Capper-Volstead Act

Issue Briefs

NCFC Position: 

NCFC is the industry leader in support of the protections afforded by the Capper-Volstead Act’s limited antitrust immunity for farmers and their cooperatives.  Such protections are essential to maintaining and promoting the economic well-being of farmers, ensuring access to competitive markets and helping capitalize on market opportunities.

Action: 

NCFC urges Congress and the Administration to support and maintain the crucial protections provided by the Capper-Volstead Act.  Without those protections, many farmer cooperatives would cease to exist and the farmers and communities they serve would suffer irreparable harm.

Current Status:

The Capper-Volstead Act and farmer cooperatives are under threat in ongoing civil suits involving potato, dairy, mushroom and egg cooperatives.  The Department of Justice has said enforcement may be stepped up, or the Department may recommend a legislative change to Capper-Volstead, depending on the outcomes of these cases.  In each case, plaintiffs seek to diminish the ability of farmer cooperatives to manage the delivery of their products.  Also at issue is the ability of farmers and their cooperatives to vertically integrate the production of a product – a vital aspect of modern agriculture. 

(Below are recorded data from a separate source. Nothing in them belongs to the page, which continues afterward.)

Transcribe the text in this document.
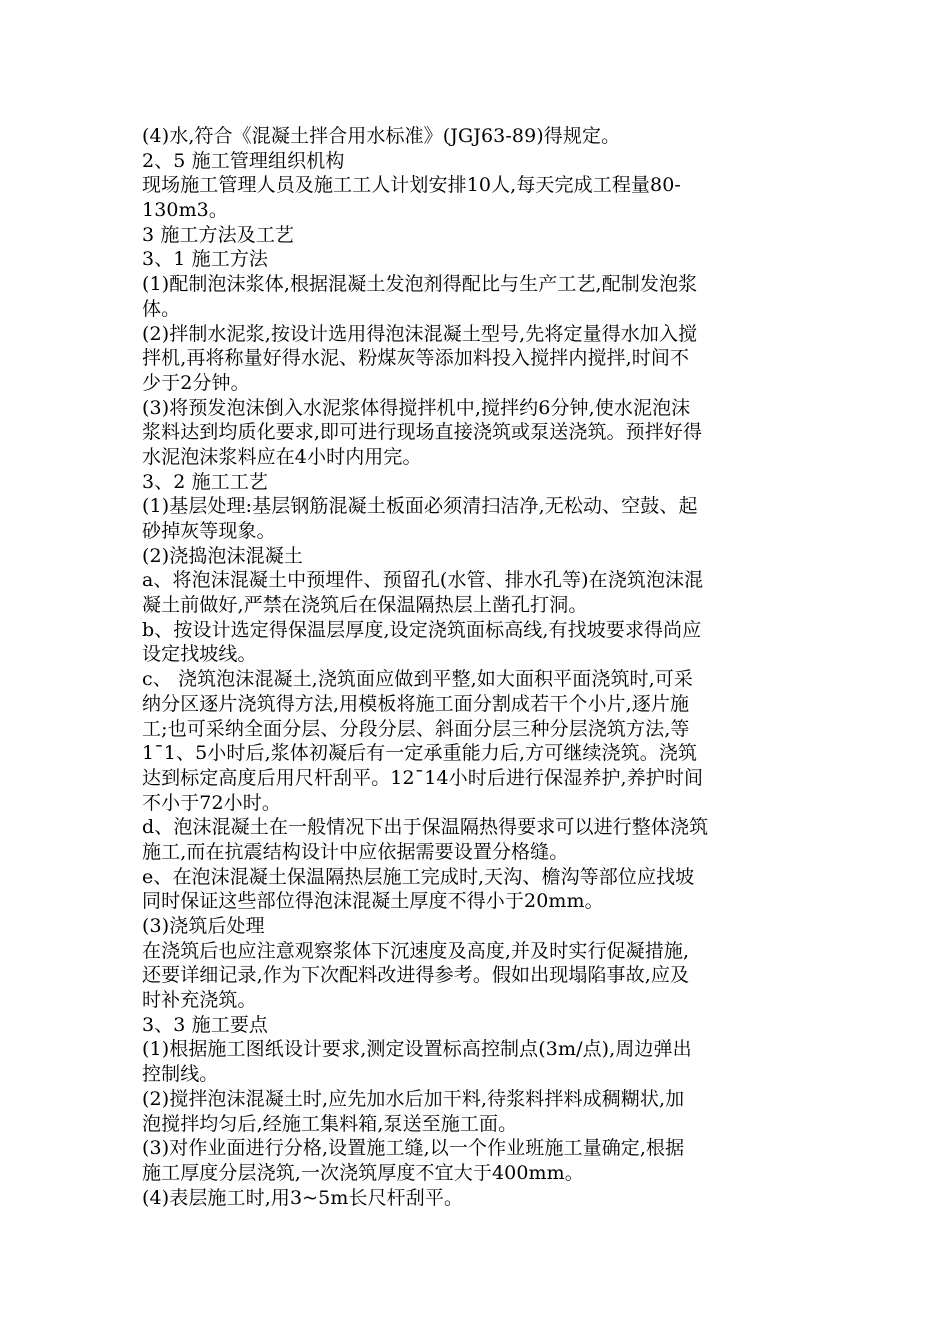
(4)水,符合《混凝土拌合用水标准》(JGJ63-89)得规定。
2、5 施工管理组织机构
现场施工管理人员及施工工人计划安排10人,每天完成工程量80-
130m3。
3 施工方法及工艺
3、1 施工方法
(1)配制泡沫浆体,根据混凝土发泡剂得配比与生产工艺,配制发泡浆
体。
(2)拌制水泥浆,按设计选用得泡沫混凝土型号,先将定量得水加入搅
拌机,再将称量好得水泥、粉煤灰等添加料投入搅拌内搅拌,时间不
少于2分钟。
(3)将预发泡沫倒入水泥浆体得搅拌机中,搅拌约6分钟,使水泥泡沫
浆料达到均质化要求,即可进行现场直接浇筑或泵送浇筑。预拌好得
水泥泡沫浆料应在4小时内用完。
3、2 施工工艺
(1)基层处理:基层钢筋混凝土板面必须清扫洁净,无松动、空鼓、起
砂掉灰等现象。
(2)浇捣泡沫混凝土
a、将泡沫混凝土中预埋件、预留孔(水管、排水孔等)在浇筑泡沫混
凝土前做好,严禁在浇筑后在保温隔热层上凿孔打洞。
b、按设计选定得保温层厚度,设定浇筑面标高线,有找坡要求得尚应
设定找坡线。
c、 浇筑泡沫混凝土,浇筑面应做到平整,如大面积平面浇筑时,可采
纳分区逐片浇筑得方法,用模板将施工面分割成若干个小片,逐片施
工;也可采纳全面分层、分段分层、斜面分层三种分层浇筑方法,等
1¯1、5小时后,浆体初凝后有一定承重能力后,方可继续浇筑。浇筑
达到标定高度后用尺杆刮平。12¯14小时后进行保湿养护,养护时间
不小于72小时。
d、泡沫混凝土在一般情况下出于保温隔热得要求可以进行整体浇筑
施工,而在抗震结构设计中应依据需要设置分格缝。
e、在泡沫混凝土保温隔热层施工完成时,天沟、檐沟等部位应找坡
同时保证这些部位得泡沫混凝土厚度不得小于20mm。
(3)浇筑后处理
在浇筑后也应注意观察浆体下沉速度及高度,并及时实行促凝措施,
还要详细记录,作为下次配料改进得参考。假如出现塌陷事故,应及
时补充浇筑。
3、3 施工要点
(1)根据施工图纸设计要求,测定设置标高控制点(3m/点),周边弹出
控制线。
(2)搅拌泡沫混凝土时,应先加水后加干料,待浆料拌料成稠糊状,加
泡搅拌均匀后,经施工集料箱,泵送至施工面。
(3)对作业面进行分格,设置施工缝,以一个作业班施工量确定,根据
施工厚度分层浇筑,一次浇筑厚度不宜大于400mm。
(4)表层施工时,用3~5m长尺杆刮平。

The outcome of these costly lawsuits may be economically devastating and could create tremendous uncertainty for farmers and their cooperatives, employees, suppliers, lenders and customers, as well as for rural communities.  Diminishment of the limited immunity provided under the Act would result in less rather than more competition by removing farmers’ ability to have some market power in an economy dominated by large companies. 

Background:

Congress passed the Capper-Volstead Act in 1922, giving farmers and ranchers the legal right to join together in cooperative associations.  The Capper-Volstead Act gives agricultural producer organizations limited antitrust immunity “in collectively processing, preparing for market, handling, and marketing” their products and permits such organizations to have “marketing agencies in common.”  The protections provided by the Capper-Volstead Act are essential to the economic well-being of farmers in today’s economy, and without them farmers could be subject to criminal antitrust violations.  Without the Capper-Volstead Act, family farmers would not be able to compete due to their lack of bargaining power in dealing with relatively few, large buyers, and would lack the ability to integrate into agricultural processing to compete with those entities.

As a protection against potential monopolistic activity, the Act gives the Secretary of Agriculture authority to prevent cooperatives from using their market power to unduly enhance the price of the products they market.